VHS Review: Poor White Trash 2



Newlyweds Helen and Paul’s vacation is cut short when Helen discovers her new husband’s dead body after a failed attempt to retrieve cigarettes from their vehicle. This skyrockets Helen to Planet Redneck where she stumbles upon a backwoods family that further ignites Helen’s traumatic journey through the Bayou’s core.

Sometimes, not often, but sometimes I am taken aback and I have to ask myself, “What the hell is wrong with me?” How do I manage to collect some of the worst exploitation films on VHS? The answer is simple, the big Magnum box is pretty dandy and the contents lying on the inside poked my curiosity. What lies inside this nifty green Magnum box is hicksploitation. Certainly not hicksploitation at its best but most definitely not hicksploitation at its worst.

Initially titled ‘Scum of the Earth,” Poor White Trash 2 is an unrelated sequel to the previous Poor White Trash, later re-titled “Bayou.” It’s impossible to compare the two considering I have yet to give the previous a viewing. I’m not even sure if I want to. Moving back to the contents, Poor White Trash features rape, incest, death by an ax, death by an iron gate protruding through the neck of its victim, strangulation by barb wire, and death by shot gun times two. It’s not particularly bloody and it’s lacking nudity. There’s more drama in place of horror as the backwoods family’s secrets come about while the head of the household, Otis, spends the entire evening drunk off several jars of moonshine. I’m guessing he makes it himself. Moonshine is pretty common with hick folks.

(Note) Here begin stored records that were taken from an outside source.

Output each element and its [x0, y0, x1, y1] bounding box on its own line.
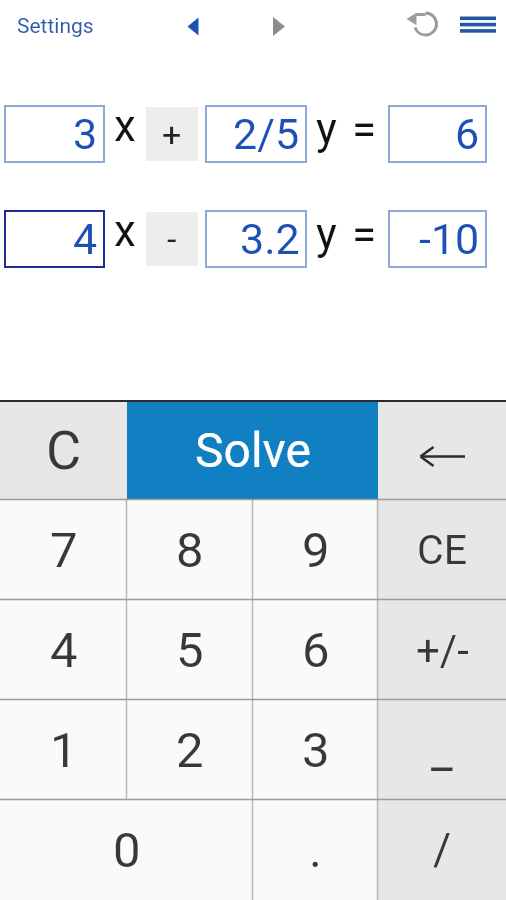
button[interactable]: 6 [388, 105, 487, 163]
staticText: Solve [195, 422, 311, 478]
staticText: x [114, 100, 136, 152]
button[interactable]: + [146, 107, 198, 161]
staticText: y [316, 103, 337, 155]
button[interactable]: CE [378, 500, 506, 600]
button[interactable]: - [146, 212, 198, 266]
button[interactable] [258, 6, 302, 46]
staticText: 7 [50, 522, 78, 579]
staticText: Settings [17, 14, 94, 39]
button[interactable]: 4 [4, 210, 105, 268]
staticText: _ [431, 722, 453, 778]
staticText: 9 [302, 522, 330, 579]
staticText: 8 [176, 522, 204, 579]
button[interactable]: 3 [4, 105, 105, 163]
staticText: 4 [73, 214, 98, 264]
staticText: x [114, 205, 136, 257]
staticText: 4 [50, 622, 78, 679]
button[interactable]: _ [378, 700, 506, 800]
button[interactable]: 9 [253, 500, 378, 600]
staticText: 6 [455, 109, 480, 159]
staticText: = [352, 209, 377, 261]
button[interactable]: 7 [0, 500, 127, 600]
button[interactable]: / [378, 800, 506, 900]
button[interactable]: 6 [253, 600, 378, 700]
staticText: = [352, 104, 377, 156]
button[interactable]: . [253, 800, 378, 900]
staticText: y [316, 208, 337, 260]
button[interactable]: 5 [127, 600, 253, 700]
button[interactable]: 3 [253, 700, 378, 800]
button[interactable]: Solve [127, 400, 378, 500]
staticText: + [162, 114, 182, 154]
staticText: 3.2 [240, 214, 300, 264]
staticText: CE [417, 526, 467, 574]
staticText: +/- [416, 626, 469, 675]
button[interactable]: Settings [0, 8, 110, 44]
staticText: . [309, 822, 322, 879]
button[interactable] [398, 4, 442, 48]
button[interactable]: +/- [378, 600, 506, 700]
button[interactable] [172, 6, 216, 46]
staticText: 3 [73, 109, 98, 159]
button[interactable]: 1 [0, 700, 127, 800]
staticText: - [167, 219, 177, 259]
button[interactable]: 3.2 [205, 210, 307, 268]
staticText: 2/5 [233, 109, 300, 159]
staticText: C [46, 419, 82, 482]
staticText: 6 [302, 622, 330, 679]
staticText: -10 [419, 214, 480, 264]
staticText: 1 [50, 722, 78, 779]
button[interactable]: 8 [127, 500, 253, 600]
button[interactable]: 0 [0, 800, 253, 900]
button[interactable]: 4 [0, 600, 127, 700]
button[interactable]: C [0, 400, 127, 500]
staticText: 0 [113, 822, 141, 879]
staticText: 3 [302, 722, 330, 779]
staticText: 5 [176, 622, 204, 679]
button[interactable] [450, 4, 504, 44]
button[interactable]: -10 [388, 210, 487, 268]
button[interactable] [378, 400, 506, 500]
button[interactable]: 2/5 [205, 105, 307, 163]
staticText: / [433, 824, 452, 876]
staticText: 2 [176, 722, 204, 779]
button[interactable]: 2 [127, 700, 253, 800]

I’m honestly confused by the timing. Do all of these events take place in a total of 24 hours? They seem to flip flop between night and day enough to confuse its viewers. The lighting is very poor but it helps to soak in that grimy feel that VHS collectors like myself largely seem to enjoy. There is also something peculiar going on with the sound. Bizarre and out of place noises come out of nowhere. I was beginning to think the noises were coming from outside my house.

Now for the 50 million dollar question, “Should I watch this movie?” First of all, good luck finding it. It’s rare as fuck and currently goes for $119 on Ebay. I was lucky enough to snag my copy for only $25 at a VHS swap meet. The guys told me that it was a ‘must have’ in my collection. Several even enjoyed the journey. Second, you do not always have to take my word for it. I cannot speak for your taste. For all I know, you’ll think of the film as the creme de la creme of hicksploitation. The acting is actually pretty darn good, making up for all the missing elements. Not everyone has to have blood and tits to fulfill their needs.  Third, I doubt I will be watching it again. There’s nothing here that grabbed me or kept me at the edge of my seat. At times I felt bored to tears. It took everything in me not to say, ‘Fuck it,” and watch something else. It’s odd that this is from the same Texan director of Don’t Look in the Basement and Don’t Open the Door, S.F. Brownrigg.